Take a walk down memory lane with the delicious, buttery/oniony flavours of this baked zucchini meal. It hearkens back to earlier times when butter was queen, and consuming lashings of it was the norm–the era of my grandma. Comfort food, we’d call it nowadays but for my grandma this was standard cuisine.
These days we’re more likely to cook with olive oil, rather than butter so each time I cook a dish like this I’m transported but to my grandma’s house as a little girl. I’m eating second helpings of whatever is served, savouring the buttery delights that are sure to be there.
So, in this era of coconut oil and chia seeds, take a break from the fads and return to simple country cooking that satisfies. Try out this delicious baked zucchini recipe and relive the glory days of years gone by. Days when nobody had ‘quit sugar’ and food was made from scratch. This Mousse is full of all the goodness that zucchini and onion provide, but it doesn’t skimp on flavour. Enjoy!
- 4 large zucchini
- 1 small onion
- Boiling salted water
- 1 oz. (30 grams) butter
- 2 oz. (55 grams) tasty cheese
- ¼ cup dry breadcrumbs
- Wash and slice zucchini. Cook in boiling water 5 minutes; drain.

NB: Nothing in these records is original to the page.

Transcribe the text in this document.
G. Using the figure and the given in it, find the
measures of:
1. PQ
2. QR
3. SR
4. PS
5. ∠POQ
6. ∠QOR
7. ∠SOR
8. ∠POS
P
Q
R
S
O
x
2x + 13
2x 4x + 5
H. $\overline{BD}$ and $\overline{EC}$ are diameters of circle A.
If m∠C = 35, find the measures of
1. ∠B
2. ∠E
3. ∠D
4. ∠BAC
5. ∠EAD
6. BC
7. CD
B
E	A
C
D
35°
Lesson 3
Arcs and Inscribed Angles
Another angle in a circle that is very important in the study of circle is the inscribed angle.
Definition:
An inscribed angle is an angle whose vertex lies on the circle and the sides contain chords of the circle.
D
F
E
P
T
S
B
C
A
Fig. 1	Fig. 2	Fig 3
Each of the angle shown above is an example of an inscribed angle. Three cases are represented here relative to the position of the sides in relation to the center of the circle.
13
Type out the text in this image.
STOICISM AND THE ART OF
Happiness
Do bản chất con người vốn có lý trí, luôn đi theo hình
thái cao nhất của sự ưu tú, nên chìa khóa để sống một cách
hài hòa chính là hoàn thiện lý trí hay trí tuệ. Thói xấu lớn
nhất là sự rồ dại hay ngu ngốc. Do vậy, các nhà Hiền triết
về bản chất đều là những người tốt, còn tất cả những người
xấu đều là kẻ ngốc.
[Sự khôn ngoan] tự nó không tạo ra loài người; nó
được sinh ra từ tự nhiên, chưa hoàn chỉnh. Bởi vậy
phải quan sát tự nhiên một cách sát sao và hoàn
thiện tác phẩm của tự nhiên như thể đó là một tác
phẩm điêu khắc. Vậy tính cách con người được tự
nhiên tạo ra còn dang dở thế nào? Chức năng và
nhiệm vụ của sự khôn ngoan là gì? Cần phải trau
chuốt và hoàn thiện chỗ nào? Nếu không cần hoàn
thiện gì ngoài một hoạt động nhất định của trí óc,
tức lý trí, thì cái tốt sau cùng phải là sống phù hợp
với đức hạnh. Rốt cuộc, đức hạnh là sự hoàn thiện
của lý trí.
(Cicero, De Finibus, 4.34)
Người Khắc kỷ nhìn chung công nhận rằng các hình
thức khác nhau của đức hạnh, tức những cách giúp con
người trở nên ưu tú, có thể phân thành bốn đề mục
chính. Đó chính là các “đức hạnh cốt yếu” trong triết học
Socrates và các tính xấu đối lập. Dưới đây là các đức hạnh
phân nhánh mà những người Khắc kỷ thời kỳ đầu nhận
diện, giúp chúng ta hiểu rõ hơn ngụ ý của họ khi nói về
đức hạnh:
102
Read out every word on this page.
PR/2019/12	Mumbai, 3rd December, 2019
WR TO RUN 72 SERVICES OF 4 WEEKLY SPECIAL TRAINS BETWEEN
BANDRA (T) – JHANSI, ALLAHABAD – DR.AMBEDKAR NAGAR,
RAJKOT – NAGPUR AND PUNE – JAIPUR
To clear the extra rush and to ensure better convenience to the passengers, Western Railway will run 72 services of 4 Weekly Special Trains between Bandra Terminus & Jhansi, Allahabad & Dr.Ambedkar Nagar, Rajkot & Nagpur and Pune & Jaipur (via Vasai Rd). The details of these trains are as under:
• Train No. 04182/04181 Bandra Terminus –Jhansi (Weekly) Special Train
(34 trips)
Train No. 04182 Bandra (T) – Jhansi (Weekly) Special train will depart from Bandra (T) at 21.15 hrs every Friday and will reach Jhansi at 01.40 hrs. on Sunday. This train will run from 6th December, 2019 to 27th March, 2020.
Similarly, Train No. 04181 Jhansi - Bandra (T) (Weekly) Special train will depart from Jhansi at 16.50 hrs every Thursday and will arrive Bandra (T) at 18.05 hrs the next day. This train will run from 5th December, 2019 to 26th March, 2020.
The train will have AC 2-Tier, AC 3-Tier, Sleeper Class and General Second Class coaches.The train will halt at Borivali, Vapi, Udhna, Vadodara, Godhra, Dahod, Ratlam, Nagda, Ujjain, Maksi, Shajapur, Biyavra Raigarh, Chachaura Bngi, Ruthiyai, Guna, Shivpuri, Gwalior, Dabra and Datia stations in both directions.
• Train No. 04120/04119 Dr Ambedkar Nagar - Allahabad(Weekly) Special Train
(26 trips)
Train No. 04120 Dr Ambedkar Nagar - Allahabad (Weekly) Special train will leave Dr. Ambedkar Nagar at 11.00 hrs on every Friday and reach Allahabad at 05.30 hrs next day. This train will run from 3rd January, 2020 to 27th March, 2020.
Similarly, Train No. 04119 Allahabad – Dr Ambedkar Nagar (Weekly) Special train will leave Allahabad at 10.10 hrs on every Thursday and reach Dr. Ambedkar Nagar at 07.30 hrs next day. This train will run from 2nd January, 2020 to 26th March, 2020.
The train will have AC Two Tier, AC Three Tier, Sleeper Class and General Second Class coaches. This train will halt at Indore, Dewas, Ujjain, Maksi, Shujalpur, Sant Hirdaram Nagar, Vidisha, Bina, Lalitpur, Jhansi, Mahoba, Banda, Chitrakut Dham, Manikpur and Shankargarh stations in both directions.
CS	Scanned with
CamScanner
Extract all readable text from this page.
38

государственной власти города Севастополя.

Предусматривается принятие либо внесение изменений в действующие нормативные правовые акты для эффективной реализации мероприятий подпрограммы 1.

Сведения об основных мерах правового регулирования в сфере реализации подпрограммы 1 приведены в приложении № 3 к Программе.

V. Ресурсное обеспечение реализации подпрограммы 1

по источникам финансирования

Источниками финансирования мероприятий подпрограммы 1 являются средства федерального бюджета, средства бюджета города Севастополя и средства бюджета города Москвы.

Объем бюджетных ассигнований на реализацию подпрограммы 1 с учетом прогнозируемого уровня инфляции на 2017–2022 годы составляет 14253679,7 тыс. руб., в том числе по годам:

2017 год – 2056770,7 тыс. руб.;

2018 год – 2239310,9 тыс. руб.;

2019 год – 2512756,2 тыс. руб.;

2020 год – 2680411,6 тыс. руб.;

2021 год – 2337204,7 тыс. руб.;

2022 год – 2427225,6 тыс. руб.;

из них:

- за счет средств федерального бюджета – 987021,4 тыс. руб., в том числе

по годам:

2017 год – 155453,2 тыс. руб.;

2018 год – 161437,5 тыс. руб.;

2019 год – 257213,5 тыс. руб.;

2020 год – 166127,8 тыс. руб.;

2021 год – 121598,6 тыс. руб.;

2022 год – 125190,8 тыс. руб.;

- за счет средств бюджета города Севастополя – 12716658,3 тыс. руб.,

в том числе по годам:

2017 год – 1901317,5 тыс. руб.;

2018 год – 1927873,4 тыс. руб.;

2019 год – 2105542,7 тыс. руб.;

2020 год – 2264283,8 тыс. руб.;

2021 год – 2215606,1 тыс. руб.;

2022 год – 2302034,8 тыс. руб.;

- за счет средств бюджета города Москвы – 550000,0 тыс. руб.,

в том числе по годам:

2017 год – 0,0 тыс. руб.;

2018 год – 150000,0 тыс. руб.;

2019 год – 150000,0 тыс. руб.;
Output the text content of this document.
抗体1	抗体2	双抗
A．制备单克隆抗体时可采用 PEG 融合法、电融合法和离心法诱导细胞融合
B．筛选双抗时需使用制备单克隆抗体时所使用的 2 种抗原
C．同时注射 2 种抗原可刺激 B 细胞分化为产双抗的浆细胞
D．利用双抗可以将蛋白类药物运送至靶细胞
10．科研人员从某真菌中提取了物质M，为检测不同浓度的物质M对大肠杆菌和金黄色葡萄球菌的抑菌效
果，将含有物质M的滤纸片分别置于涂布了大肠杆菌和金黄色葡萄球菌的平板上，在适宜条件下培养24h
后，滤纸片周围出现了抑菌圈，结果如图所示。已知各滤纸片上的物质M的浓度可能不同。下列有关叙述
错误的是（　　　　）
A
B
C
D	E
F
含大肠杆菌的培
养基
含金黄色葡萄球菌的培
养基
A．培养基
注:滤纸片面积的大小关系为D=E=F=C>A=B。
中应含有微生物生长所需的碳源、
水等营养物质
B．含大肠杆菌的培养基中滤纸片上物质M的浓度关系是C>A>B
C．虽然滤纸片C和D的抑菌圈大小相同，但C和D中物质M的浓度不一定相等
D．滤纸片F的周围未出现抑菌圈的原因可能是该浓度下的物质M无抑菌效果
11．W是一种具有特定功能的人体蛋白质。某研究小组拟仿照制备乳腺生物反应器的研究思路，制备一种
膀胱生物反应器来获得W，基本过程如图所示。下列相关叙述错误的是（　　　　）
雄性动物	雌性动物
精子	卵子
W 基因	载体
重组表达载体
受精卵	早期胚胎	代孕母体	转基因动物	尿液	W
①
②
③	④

- Salute finely chopped onion in butter until transparent. Add drained zucchini to onion, mix well. Transfer to small ovenproof dish.
- Combine grated cheese and dry breadcrumbs, sprinkle over zucchini. Put in hot oven until golden.
Our children absolutely loved this dish. It was a great way to get them to eat delicious vegetables and tasty cheese. We used it as a side dish for a meal with steak and potatoes. The zucchini recipe took just 5 minutes to prepare and we just popped it in the oven with the rest of the meal.